Imagine heading to a used car lot and finding it filled with shiny electric vehicles that look like they just rolled off the production line. The “new car” smell still fills the cabin, the seats are wrapped in plastic, and the odometer barely registers any mileage. Yet, the paperwork says it’s a used car.
This isn’t a fictional scenario, but part of a growing practice in China’s auto industry: the “zero-mileage used car.”
Chinese car manufacturers are registering brand-new vehicles as used and exporting them abroad at lower prices. This tactic, known as the export of zero-mileage used cars, has become increasingly widespread—actively supported by local governments, even as it draws criticism from top industry officials and regulators.
How does the scheme work?
It starts the moment a car leaves the factory. It’s registered in the name of a local dealer or affiliated company, receiving official license plates in China. This formally reclassifies it as a used vehicle. In some cases, no actual payment is made to the manufacturer, or it is deferred—making the transaction largely symbolic for the sake of recording a sale. The car is then resold domestically or exported abroad as “used.”
This allows manufacturers to log it as a completed sale and book the revenue—without the vehicle ever reaching an actual consumer in China. For local governments, the strategy is a convenient way to boost economic output and meet growth targets, often linked to officials’ promotions and access to funding from Beijing.
Why is China doing this?
The answer lies in the structural challenges facing its auto industry: overproduction, the aftermath of massive government subsidies, and fierce domestic competition. As a result, automakers are resorting to any means—sometimes accounting tricks—to clear excess inventory and inflate performance metrics.
According to Wei Jianjun, CEO of Great Wall Motors, more than 4,000 dealers are believed to be involved in this scheme. He compared the situation to the collapse of property giant Evergrande, suggesting that a similar crisis may be brewing in the EV sector.
Local government support
Despite growing concerns, at least 20 local governments—including major provinces like Guangdong and Sichuan—have openly backed the export of zero-mileage used cars. Support measures include simplified registration processes, fast-tracked tax rebates, free warehouse space near borders, and promotional funding through e-commerce platforms like Alibaba.
In Shenzhen, local authorities pledged in 2024 to expand these exports, targeting 400,000 vehicles annually. Guangzhou has even allocated additional registration quotas specifically for gasoline vehicles intended for export.

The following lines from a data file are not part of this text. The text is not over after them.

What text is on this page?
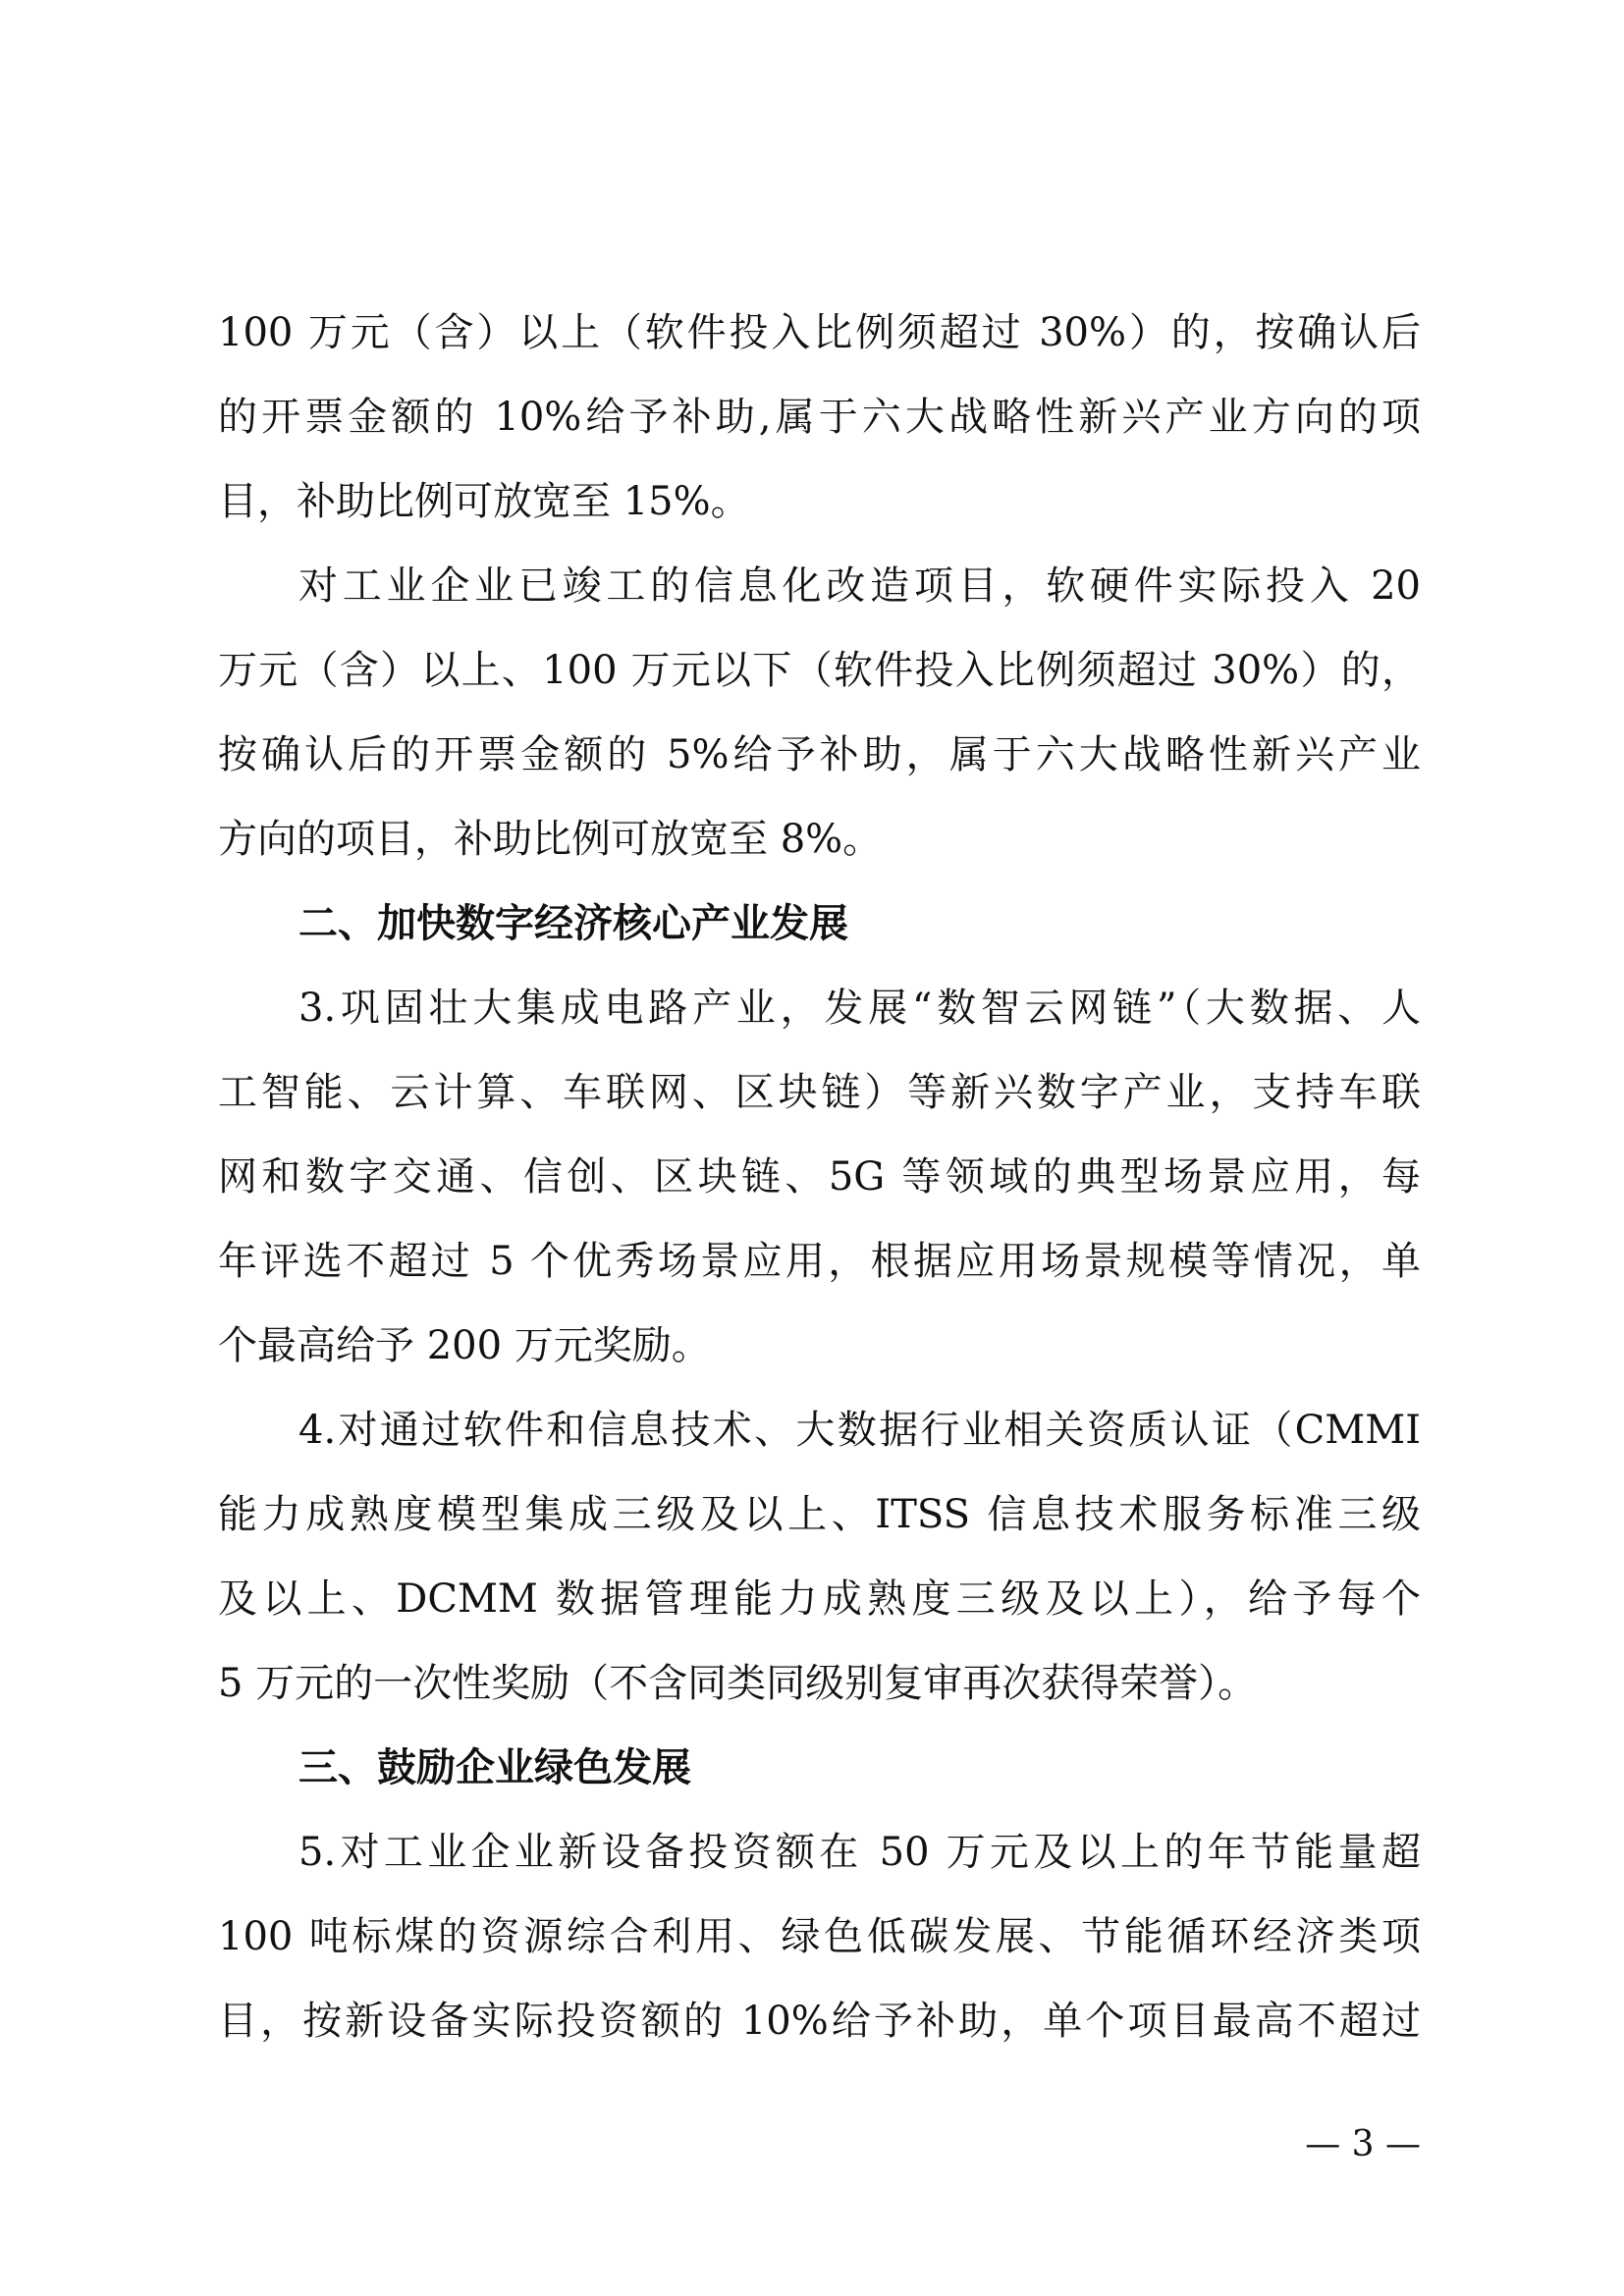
100 万元（含）以上（软件投入比例须超过 30%）的，按确认后
的开票金额的 10%给予补助,属于六大战略性新兴产业方向的项
目，补助比例可放宽至 15%。
对工业企业已竣工的信息化改造项目，软硬件实际投入 20
万元（含）以上、100 万元以下（软件投入比例须超过 30%）的，
按确认后的开票金额的 5%给予补助，属于六大战略性新兴产业
方向的项目，补助比例可放宽至 8%。
二、加快数字经济核心产业发展
3.巩固壮大集成电路产业，发展“数智云网链”（大数据、人
工智能、云计算、车联网、区块链）等新兴数字产业，支持车联
网和数字交通、信创、区块链、5G 等领域的典型场景应用，每
年评选不超过 5 个优秀场景应用，根据应用场景规模等情况，单
个最高给予 200 万元奖励。
4.对通过软件和信息技术、大数据行业相关资质认证（CMMI
能力成熟度模型集成三级及以上、ITSS 信息技术服务标准三级
及以上、DCMM 数据管理能力成熟度三级及以上），给予每个
5 万元的一次性奖励（不含同类同级别复审再次获得荣誉）。
三、鼓励企业绿色发展
5.对工业企业新设备投资额在 50 万元及以上的年节能量超
100 吨标煤的资源综合利用、绿色低碳发展、节能循环经济类项
目，按新设备实际投资额的 10%给予补助，单个项目最高不超过
— 3 —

Inflated figures and a distorted market
In 2023, China surpassed Japan to become the world’s largest car exporter, shipping 6.41 million vehicles. The China Automobile Dealers Association estimates that about 6% of these were zero-mileage used cars. Within the used car segment, the figure is even more striking—around 90%.
These exports largely include gasoline-powered vehicles, alongside a substantial share of electric cars that benefited from domestic subsidies and yield healthy profit margins when resold in regions like Central Asia.
Global reactions
The practice has triggered mixed reactions worldwide. Russia has banned the import of zero-mileage used Chinese cars from brands that already have local dealerships. Jordan has started redefining what qualifies as a used car, setting a minimum time between registration and export.
Domestically, however, official silence prevails. China’s ministries of commerce and foreign affairs have not issued any comments, further deepening questions about the legality and ethics of the practice.